Jul 3, 2019 9:00 AM

What Makes a Good Cooler (According to Physics)?

Coolers don’t keep “coldness” in, they keep heat out. How effectively depends on three key factors: insulation, air, and ice.

Our in-house Know-It-Alls answer questions about your interactions with technology.

Q: What is the best cooler, from a physics perspective?

A: First, a reminder from high school physics: Heat, on an atomic level, is the motion of molecules. The quicker they move, the hotter the solid/liquid/gas is. In a hot gas, this means molecules whizzing around, bouncing off the walls. In a hot solid, molecules vibrate where they sit, passing their vibrations to any slower-vibrating neighbors through the springy molecular bonds holding the solid together.

Cold is the absence of heat, much like darkness is the absence of light. The goal of a cooler, then, is not so much to keep the "coldness" in, but to keep the heat out. How well a cooler can do this will depend on three key factors: insulation, air, and ice.

So what's the best cooler? Think about it from a thermodynamics perspective:

One with thick, closed-cell foam insulation

Generally all commercial coolers use the same method of insulation: foam between the inner and outer walls. Foam is a good insulator for two reasons. First, it is filled with gas bubbles; gases conduct heat less effectively than either liquids or solids, and trapping the gas in small bubbles prevents the gas from effectively transferring heat via convection. Second, the polymer molecules that make up the walls of the bubbles are bonded fairly loosely; this limits the rate at which heat can be transferred from one molecule to another. (Molecules in high heat-conducting materials like metal contain free-flowing electrons, which transfer heat more readily than their less mobile counterparts.)

But not all foams are created equal! You’ve got your closed-cell foam and your open-cell foam. Closed-cell foam is dense and rigid, and most of the gas bubbles do not touch each other. Open-cell foam is more flexible and lighter-weight, but because most of the gas bubbles are in contact with each other, it's easier for heat to travel through it and is therefore less insulating. The two types of foam also hold different types of gas: Open-cell bubbles are often filled with water vapor, while closed-cell foams are filled with a variety of other chemicals with better insulating properties, such as pentane. (For decades, most insulating closed-cell foams were filled with CFCs; those were phased out after their impact on the ozone layer was discovered. Most current foam gases aren't quite as good for protecting cold meats, but they are significantly better for protecting the atmosphere!)

Open-cell is the type of foam used in soft-sided lunch totes and the like, while hard-sided coolers generally contain closed-cell foam in their walls.
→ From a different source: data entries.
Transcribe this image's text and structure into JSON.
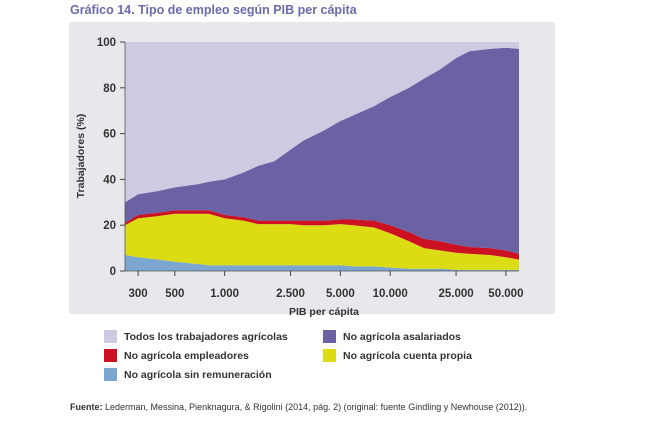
{
  "figure": {
    "title": "Gráfico 14. Tipo de empleo según PIB per cápita",
    "source_label": "Fuente:",
    "source_text": "Lederman, Messina, Pienknagura, & Rigolini (2014, pág. 2) (original: fuente Gindling y Newhouse (2012))."
  },
  "chart_data": {
    "type": "area",
    "title": "Gráfico 14. Tipo de empleo según PIB per cápita",
    "xlabel": "PIB per cápita",
    "ylabel": "Trabajadores (%)",
    "x_scale": "log",
    "xlim": [
      250,
      60000
    ],
    "ylim": [
      0,
      100
    ],
    "x_ticks": [
      300,
      500,
      1000,
      2500,
      5000,
      10000,
      25000,
      50000
    ],
    "x_tick_labels": [
      "300",
      "500",
      "1.000",
      "2.500",
      "5.000",
      "10.000",
      "25.000",
      "50.000"
    ],
    "y_ticks": [
      0,
      20,
      40,
      60,
      80,
      100
    ],
    "y_tick_labels": [
      "0",
      "20",
      "40",
      "60",
      "80",
      "100"
    ],
    "x": [
      250,
      300,
      400,
      500,
      700,
      800,
      1000,
      1300,
      1600,
      2000,
      2500,
      3000,
      4000,
      5000,
      6000,
      8000,
      10000,
      13000,
      16000,
      20000,
      25000,
      30000,
      40000,
      50000,
      60000
    ],
    "stacked": true,
    "series": [
      {
        "name": "No agrícola sin remuneración",
        "color": "#7aa6d0",
        "values": [
          7,
          6,
          5,
          4,
          3,
          2.5,
          2.5,
          2.5,
          2.5,
          2.5,
          2.5,
          2.5,
          2.5,
          2.5,
          2,
          2,
          1.5,
          1,
          1,
          1,
          0.5,
          0.5,
          0.5,
          0.5,
          0.5
        ]
      },
      {
        "name": "No agrícola cuenta propia",
        "color": "#dcdc14",
        "values": [
          13,
          17,
          19,
          21,
          22,
          22.5,
          20.5,
          19.5,
          18,
          18,
          18,
          17.5,
          17.5,
          18,
          18,
          17,
          15,
          12,
          9,
          8,
          7.5,
          7,
          6.5,
          5.5,
          4.5
        ]
      },
      {
        "name": "No agrícola empleadores",
        "color": "#cc1122",
        "values": [
          1,
          1.5,
          1.5,
          1.5,
          1.5,
          1.5,
          1.5,
          1.5,
          1.5,
          1.5,
          1.5,
          2,
          2,
          2,
          2.5,
          3,
          3.5,
          4,
          4,
          4,
          3.5,
          3,
          3,
          3,
          2.5
        ]
      },
      {
        "name": "No agrícola asalariados",
        "color": "#6a62a4",
        "values": [
          9,
          9,
          9.5,
          10,
          11.5,
          12.5,
          15.5,
          19.5,
          24,
          26,
          31,
          35,
          39.5,
          43,
          45.5,
          50,
          56,
          63,
          70,
          75,
          81.5,
          85.5,
          87,
          88.5,
          89.5
        ]
      },
      {
        "name": "Todos los trabajadores agrícolas",
        "color": "#cdcae2",
        "values": [
          70,
          66.5,
          65,
          63.5,
          62,
          61,
          60,
          57,
          54,
          52,
          47,
          43,
          38.5,
          34.5,
          32,
          28,
          24,
          20,
          16,
          12,
          7,
          4,
          3,
          2.5,
          3
        ]
      }
    ]
  },
  "legend": {
    "items": [
      {
        "label": "Todos los trabajadores agrícolas",
        "color": "#cdcae2"
      },
      {
        "label": "No agrícola asalariados",
        "color": "#6a62a4"
      },
      {
        "label": "No agrícola empleadores",
        "color": "#cc1122"
      },
      {
        "label": "No agrícola cuenta propia",
        "color": "#dcdc14"
      },
      {
        "label": "No agrícola sin remuneración",
        "color": "#7aa6d0"
      }
    ]
  }
}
Because of their difference in insulating power, you are nearly always better off with a hard-sided cooler than a soft-sided one, as long as portability is not a limiting factor.

Lastly, and most intuitively, the effectiveness of your cooler will depend on the thickness of the foam used to insulate it. Some cheaper coolers do not have insulation in their lids, or then have thinner insulation at the bottom of the cooler; both of these factors will reduce your cooler's effectiveness. In addition, if the lid of your cooler features cup holders, consider putting a plug made of insulating material like styrofoam at the bottom of them. (Or if you don't use them, consider filling them up with spray foam or memory foam!)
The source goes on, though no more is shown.